There is a concept in computing which is known by various names, but perhaps the most common is the Robustness Principle. It can be summarised as:

Be liberal in what you accept, and strict in what you produce.

This is originally related to TCP implementations but has since been applied to almost all higher level protocols over time. The general concept is that when implementing a protocol you should be as careful as you can in what you generate, so that even the simplest of implementations can easily interpret your output; and that when interpreting what another implementation has sent to you, do your best to do something useful with what you receive, even if it is not the most correct of messages.

This is a good principle to work to, but like all good things, it can be taken to extremes; and in extremis it is a gun loaded and pointed at your head. In general, being strict in what you produce can't really result in damage, but taking liberal acceptance to extremes is what causes confusing and unusual attacks being possible. An excellent example of just how bad things can get when you're a little to liberal can be found at Bouke van der Bijl's Blog related to attacking Redis, Memcached, and Elasticsearch bound to localhost.

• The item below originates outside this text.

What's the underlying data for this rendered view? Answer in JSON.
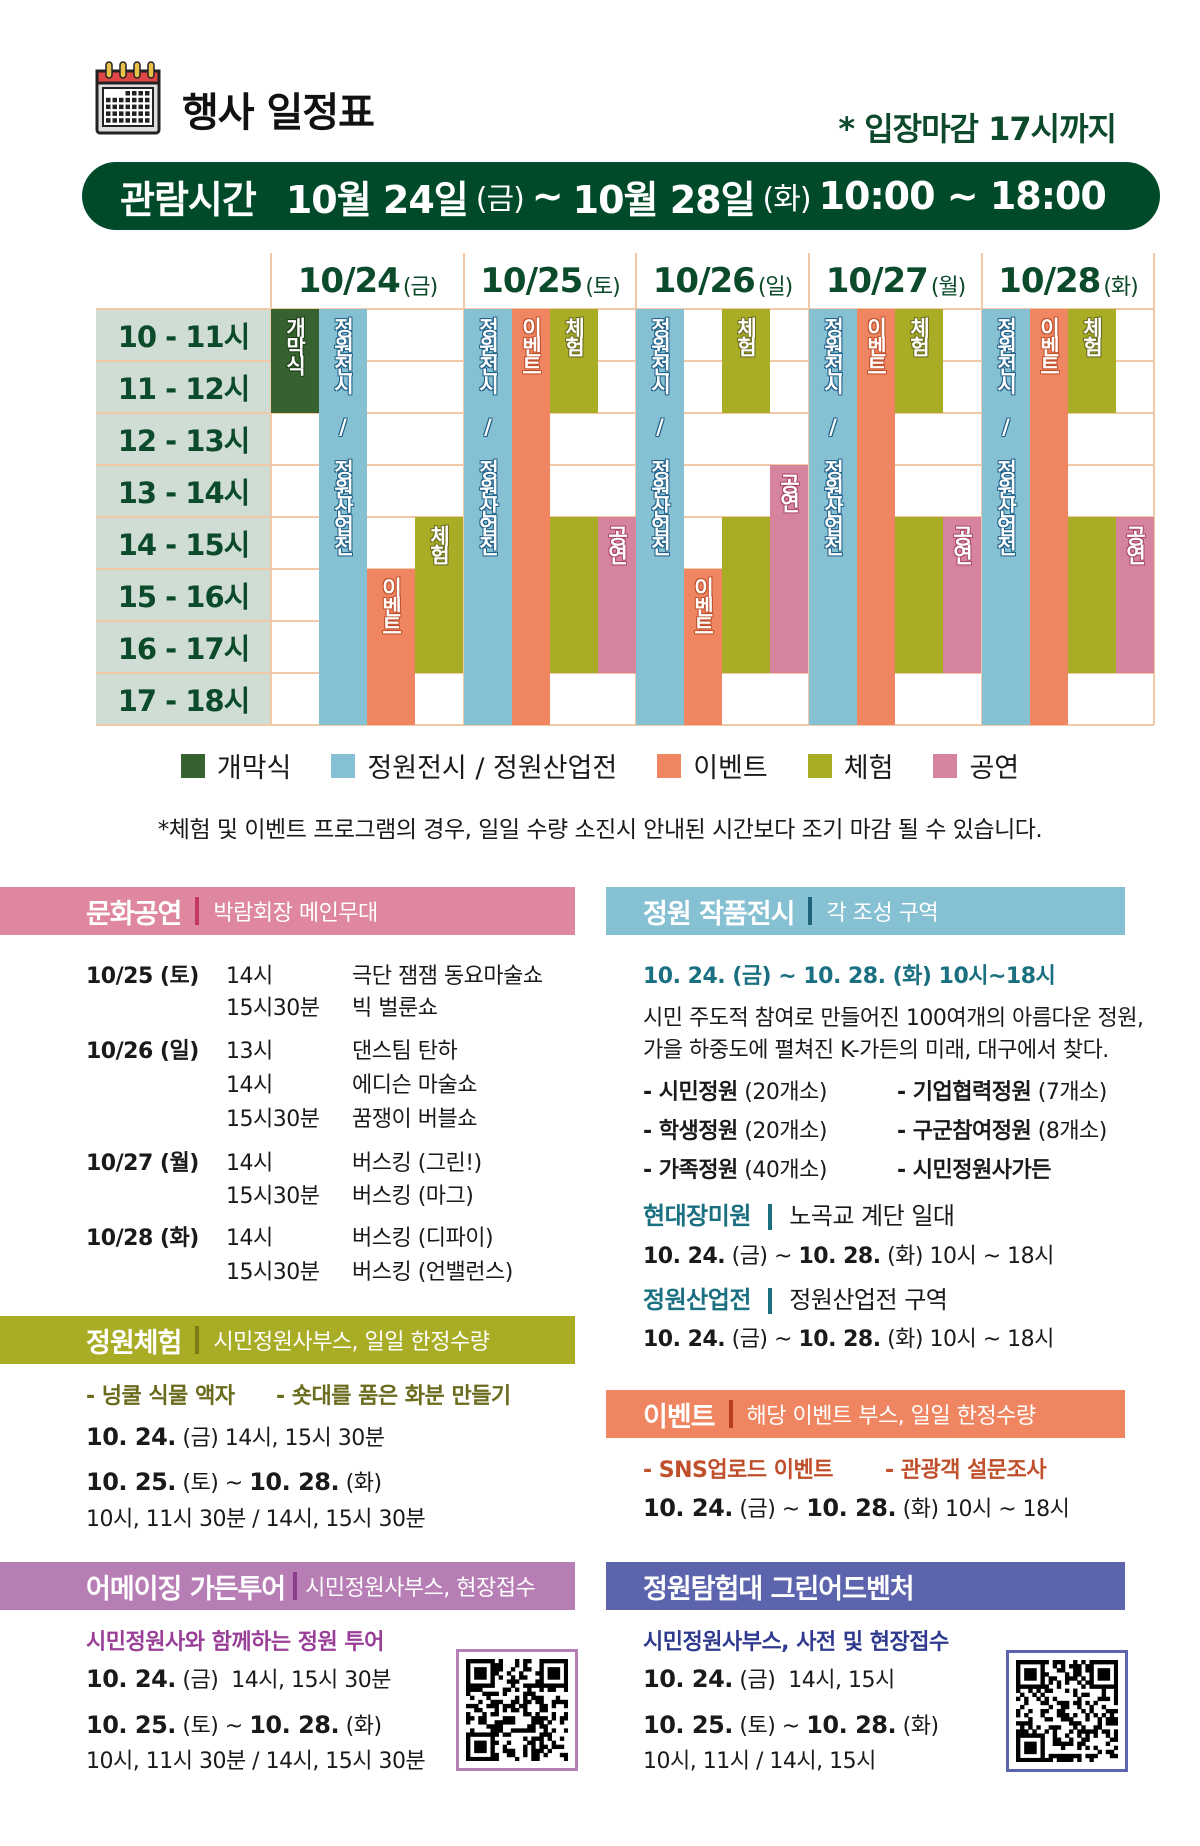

A useful corollary to the robustness principle is do not trust user input.

For your homework this week, go and have a look at something you have which processes input, generates output, and/or speaks any protocols. (This ought to be almost any software you have written). Look over that software's implementation of input data sanitisation or protocol implementations and decide if there's anything you could do to improve matters. Then improve them and feel better about yourself for a little bit.